Holographic currents in first order Gravity and finite Fefferman-Graham expansions

TL;DR

This paper explores holographic currents in Chern-Simons theories, deriving finite Fefferman-Graham expansions and boundary currents like stress tensor and spin current, confirming their Ward identities.

Contribution

It provides a new gauge fixing in five-dimensional Chern-Simons gravity that yields finite Fefferman-Graham expansions and explicitly constructs holographic boundary currents.

Findings

Holographic vector and chiral currents reproduce the chiral anomaly.

Finite Fefferman-Graham expansion achieved in 5D Chern-Simons gravity.

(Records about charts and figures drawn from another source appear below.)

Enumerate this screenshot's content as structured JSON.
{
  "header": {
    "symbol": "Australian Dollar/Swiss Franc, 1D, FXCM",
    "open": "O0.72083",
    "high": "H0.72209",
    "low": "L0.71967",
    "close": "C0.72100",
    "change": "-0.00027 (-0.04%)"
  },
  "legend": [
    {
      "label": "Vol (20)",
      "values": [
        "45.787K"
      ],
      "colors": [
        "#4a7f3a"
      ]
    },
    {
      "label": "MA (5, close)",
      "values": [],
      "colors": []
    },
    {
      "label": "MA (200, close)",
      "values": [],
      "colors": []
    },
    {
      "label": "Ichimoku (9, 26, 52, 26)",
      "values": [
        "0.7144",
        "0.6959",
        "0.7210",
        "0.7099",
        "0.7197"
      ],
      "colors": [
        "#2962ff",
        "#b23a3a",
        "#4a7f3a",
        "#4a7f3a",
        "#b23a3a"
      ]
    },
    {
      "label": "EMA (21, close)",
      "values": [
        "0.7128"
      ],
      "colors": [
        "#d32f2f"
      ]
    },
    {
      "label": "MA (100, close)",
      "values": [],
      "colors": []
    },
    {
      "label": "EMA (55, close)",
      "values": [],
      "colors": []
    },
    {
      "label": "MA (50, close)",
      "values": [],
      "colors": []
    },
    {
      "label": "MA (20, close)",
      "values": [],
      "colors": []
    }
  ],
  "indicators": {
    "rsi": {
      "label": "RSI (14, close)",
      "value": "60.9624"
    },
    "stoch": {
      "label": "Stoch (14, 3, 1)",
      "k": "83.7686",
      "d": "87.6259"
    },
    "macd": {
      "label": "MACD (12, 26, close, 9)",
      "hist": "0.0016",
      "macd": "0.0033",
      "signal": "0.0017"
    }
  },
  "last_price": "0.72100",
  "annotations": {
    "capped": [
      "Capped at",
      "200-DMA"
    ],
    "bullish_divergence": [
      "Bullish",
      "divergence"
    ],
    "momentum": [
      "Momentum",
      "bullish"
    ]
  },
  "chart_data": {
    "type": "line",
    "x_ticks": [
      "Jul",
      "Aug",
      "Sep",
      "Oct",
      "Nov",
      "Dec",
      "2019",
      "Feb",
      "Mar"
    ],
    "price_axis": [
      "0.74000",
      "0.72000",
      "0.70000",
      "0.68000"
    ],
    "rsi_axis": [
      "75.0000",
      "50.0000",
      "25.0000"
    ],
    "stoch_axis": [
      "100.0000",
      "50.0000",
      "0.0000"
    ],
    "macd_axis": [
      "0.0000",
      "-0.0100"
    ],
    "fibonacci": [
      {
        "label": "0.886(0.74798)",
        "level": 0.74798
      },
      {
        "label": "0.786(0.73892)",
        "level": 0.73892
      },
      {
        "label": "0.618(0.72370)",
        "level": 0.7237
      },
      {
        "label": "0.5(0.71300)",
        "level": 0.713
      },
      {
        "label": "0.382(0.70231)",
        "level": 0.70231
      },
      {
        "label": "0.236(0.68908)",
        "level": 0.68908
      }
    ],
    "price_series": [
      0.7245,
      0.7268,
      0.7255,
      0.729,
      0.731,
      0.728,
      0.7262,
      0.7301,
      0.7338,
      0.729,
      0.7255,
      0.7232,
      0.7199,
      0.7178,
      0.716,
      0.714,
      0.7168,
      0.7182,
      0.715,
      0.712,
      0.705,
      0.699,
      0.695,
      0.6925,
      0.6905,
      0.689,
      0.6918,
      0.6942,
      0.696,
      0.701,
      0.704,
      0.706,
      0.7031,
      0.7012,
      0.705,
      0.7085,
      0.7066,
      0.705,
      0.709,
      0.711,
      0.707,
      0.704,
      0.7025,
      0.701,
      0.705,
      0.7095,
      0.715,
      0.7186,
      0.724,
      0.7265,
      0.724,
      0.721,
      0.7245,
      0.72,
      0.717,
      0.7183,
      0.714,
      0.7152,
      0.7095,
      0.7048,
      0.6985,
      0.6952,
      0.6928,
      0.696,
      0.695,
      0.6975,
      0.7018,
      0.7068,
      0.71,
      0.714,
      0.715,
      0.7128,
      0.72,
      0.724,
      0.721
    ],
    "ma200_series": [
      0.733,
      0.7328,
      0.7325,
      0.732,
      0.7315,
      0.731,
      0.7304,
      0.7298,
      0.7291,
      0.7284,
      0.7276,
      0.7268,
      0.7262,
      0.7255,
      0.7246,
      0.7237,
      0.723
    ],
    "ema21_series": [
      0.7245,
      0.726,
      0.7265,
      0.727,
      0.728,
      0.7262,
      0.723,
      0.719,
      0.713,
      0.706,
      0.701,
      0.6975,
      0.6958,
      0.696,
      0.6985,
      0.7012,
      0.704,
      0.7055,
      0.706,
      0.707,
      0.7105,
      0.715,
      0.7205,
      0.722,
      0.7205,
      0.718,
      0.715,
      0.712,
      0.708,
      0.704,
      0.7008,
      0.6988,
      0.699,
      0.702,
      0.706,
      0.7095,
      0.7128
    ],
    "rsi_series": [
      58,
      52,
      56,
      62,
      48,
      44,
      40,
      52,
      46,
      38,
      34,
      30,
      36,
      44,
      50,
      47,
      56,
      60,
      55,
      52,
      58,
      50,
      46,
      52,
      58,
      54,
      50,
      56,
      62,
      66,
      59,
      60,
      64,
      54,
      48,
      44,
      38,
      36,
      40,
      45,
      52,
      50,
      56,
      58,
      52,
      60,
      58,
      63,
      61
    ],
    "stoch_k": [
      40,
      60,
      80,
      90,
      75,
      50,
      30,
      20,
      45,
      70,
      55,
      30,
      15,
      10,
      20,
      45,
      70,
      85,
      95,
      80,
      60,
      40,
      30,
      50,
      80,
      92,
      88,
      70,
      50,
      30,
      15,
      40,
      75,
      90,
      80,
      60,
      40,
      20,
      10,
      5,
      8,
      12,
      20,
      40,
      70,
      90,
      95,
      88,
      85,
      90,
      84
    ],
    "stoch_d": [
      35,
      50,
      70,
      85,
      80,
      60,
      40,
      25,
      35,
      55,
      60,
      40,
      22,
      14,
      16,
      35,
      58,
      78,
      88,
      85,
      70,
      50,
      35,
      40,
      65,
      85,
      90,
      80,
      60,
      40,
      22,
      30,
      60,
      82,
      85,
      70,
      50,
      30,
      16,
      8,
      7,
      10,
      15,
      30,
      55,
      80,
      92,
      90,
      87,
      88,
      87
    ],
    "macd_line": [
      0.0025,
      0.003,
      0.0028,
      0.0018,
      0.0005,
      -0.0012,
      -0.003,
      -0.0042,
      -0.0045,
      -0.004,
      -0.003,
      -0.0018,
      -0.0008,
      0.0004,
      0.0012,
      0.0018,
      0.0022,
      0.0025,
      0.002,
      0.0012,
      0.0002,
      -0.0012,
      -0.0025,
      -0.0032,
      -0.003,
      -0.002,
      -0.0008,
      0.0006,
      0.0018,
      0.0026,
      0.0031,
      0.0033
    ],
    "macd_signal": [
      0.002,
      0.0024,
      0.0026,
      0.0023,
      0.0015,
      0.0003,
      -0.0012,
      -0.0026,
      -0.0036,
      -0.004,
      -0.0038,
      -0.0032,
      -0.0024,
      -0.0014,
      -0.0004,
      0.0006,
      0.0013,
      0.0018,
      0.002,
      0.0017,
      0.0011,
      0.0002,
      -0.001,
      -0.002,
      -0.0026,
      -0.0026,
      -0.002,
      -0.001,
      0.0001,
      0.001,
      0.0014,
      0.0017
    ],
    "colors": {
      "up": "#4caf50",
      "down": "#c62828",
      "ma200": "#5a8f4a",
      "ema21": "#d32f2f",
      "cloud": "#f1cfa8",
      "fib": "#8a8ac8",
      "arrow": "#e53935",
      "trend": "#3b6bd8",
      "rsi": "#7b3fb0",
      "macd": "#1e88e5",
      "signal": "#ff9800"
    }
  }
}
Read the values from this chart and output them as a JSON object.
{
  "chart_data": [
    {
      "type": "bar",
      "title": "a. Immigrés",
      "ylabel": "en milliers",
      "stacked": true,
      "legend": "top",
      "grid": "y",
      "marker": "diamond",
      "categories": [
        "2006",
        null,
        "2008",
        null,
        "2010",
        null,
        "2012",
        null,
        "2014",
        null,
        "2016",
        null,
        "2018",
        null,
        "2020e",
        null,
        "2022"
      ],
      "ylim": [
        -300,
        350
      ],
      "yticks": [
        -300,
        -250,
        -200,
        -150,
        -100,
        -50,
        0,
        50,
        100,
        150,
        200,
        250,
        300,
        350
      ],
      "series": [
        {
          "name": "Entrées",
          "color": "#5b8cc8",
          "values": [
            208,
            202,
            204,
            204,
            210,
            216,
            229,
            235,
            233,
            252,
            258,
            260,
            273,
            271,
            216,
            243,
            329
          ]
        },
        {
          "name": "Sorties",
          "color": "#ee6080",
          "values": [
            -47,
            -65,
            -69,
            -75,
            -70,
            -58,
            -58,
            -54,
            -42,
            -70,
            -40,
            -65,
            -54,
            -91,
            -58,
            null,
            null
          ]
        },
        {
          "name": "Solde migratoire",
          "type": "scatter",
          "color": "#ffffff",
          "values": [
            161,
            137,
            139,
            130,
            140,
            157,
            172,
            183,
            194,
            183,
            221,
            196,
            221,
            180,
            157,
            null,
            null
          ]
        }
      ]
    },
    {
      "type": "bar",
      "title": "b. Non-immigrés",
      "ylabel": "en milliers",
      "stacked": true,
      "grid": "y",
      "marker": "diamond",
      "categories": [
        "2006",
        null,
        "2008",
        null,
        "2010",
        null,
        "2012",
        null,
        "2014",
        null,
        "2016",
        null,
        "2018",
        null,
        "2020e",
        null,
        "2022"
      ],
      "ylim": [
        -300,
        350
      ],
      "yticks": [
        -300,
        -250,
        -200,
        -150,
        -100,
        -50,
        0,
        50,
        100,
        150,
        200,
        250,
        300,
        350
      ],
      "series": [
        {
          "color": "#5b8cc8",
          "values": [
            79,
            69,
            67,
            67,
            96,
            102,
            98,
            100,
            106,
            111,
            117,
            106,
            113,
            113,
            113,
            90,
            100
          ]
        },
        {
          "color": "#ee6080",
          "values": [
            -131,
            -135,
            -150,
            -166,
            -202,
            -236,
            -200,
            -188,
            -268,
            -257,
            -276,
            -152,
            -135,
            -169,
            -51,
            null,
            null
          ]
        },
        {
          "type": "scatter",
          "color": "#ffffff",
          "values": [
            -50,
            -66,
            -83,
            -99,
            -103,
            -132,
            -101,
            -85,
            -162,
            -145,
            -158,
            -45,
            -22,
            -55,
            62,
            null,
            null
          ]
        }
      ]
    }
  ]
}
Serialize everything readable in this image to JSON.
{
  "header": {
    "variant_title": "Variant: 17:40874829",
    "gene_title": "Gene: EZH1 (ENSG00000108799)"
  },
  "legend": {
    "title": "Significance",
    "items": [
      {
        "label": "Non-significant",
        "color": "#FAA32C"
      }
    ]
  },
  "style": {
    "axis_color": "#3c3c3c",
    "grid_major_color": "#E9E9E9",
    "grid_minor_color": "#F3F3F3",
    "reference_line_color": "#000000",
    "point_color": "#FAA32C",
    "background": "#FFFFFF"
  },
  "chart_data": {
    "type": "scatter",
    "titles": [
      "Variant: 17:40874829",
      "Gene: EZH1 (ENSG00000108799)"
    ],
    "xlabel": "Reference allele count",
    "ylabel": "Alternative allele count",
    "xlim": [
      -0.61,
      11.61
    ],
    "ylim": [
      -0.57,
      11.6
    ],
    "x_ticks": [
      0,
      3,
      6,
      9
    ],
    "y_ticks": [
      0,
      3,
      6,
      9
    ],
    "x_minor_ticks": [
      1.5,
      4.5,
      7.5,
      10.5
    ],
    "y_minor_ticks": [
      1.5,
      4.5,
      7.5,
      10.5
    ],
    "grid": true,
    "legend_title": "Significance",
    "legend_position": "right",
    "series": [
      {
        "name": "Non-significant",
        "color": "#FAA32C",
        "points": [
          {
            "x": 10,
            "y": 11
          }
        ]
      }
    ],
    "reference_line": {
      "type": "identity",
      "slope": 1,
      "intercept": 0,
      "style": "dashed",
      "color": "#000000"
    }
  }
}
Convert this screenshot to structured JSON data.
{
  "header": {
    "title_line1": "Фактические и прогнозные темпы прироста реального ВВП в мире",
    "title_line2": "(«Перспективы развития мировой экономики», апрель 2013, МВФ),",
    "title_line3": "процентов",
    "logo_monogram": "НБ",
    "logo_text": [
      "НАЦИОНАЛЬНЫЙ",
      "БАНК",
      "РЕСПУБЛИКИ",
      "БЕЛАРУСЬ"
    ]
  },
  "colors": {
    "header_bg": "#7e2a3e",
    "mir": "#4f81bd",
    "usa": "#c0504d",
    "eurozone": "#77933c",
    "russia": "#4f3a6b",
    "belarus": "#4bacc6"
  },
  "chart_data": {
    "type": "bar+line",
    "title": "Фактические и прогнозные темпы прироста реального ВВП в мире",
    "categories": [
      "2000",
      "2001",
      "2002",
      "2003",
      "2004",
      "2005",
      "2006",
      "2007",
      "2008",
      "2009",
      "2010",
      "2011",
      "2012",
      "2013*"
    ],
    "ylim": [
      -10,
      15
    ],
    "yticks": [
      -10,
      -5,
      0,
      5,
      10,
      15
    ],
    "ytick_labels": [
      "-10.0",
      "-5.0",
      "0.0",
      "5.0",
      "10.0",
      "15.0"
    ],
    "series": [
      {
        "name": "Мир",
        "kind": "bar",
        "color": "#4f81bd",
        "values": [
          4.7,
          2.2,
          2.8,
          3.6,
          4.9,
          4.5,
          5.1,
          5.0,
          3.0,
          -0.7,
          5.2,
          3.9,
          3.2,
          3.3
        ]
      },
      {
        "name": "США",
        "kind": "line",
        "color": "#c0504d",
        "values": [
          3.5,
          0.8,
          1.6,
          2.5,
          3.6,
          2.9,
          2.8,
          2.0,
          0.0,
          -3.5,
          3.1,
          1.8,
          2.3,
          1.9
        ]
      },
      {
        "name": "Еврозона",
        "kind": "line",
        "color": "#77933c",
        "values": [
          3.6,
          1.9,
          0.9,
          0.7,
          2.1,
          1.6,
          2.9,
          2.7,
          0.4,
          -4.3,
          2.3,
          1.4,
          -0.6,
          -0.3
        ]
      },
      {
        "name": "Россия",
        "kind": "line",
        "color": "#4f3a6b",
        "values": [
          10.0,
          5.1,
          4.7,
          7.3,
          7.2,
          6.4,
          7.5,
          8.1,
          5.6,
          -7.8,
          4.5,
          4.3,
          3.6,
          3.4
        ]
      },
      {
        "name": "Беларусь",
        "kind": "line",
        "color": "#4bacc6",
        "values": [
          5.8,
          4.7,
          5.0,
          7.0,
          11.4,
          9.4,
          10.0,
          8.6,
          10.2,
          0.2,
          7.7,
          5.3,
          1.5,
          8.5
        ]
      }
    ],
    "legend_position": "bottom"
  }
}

Derived boundary stress tensor and spin current satisfying Ward identities.

Abstract

We study the holographic currents associated to Chern-Simons theories. We start with an example in three dimensions and find the holographic representations of vector and chiral currents reproducing the correct expression for the chiral anomaly. In five dimensions, Chern-Simons theory for AdS group describes first order gravity and we show that there exists a gauge fixing leading to a finite Fefferman-Graham expansion. We derive the corresponding holographic currents, namely, the stress tensor and spin current which couple to the metric and torsional degrees of freedom at the boundary, respectively. We obtain the correct Ward identities for these currents by looking at the bulk constraint equations.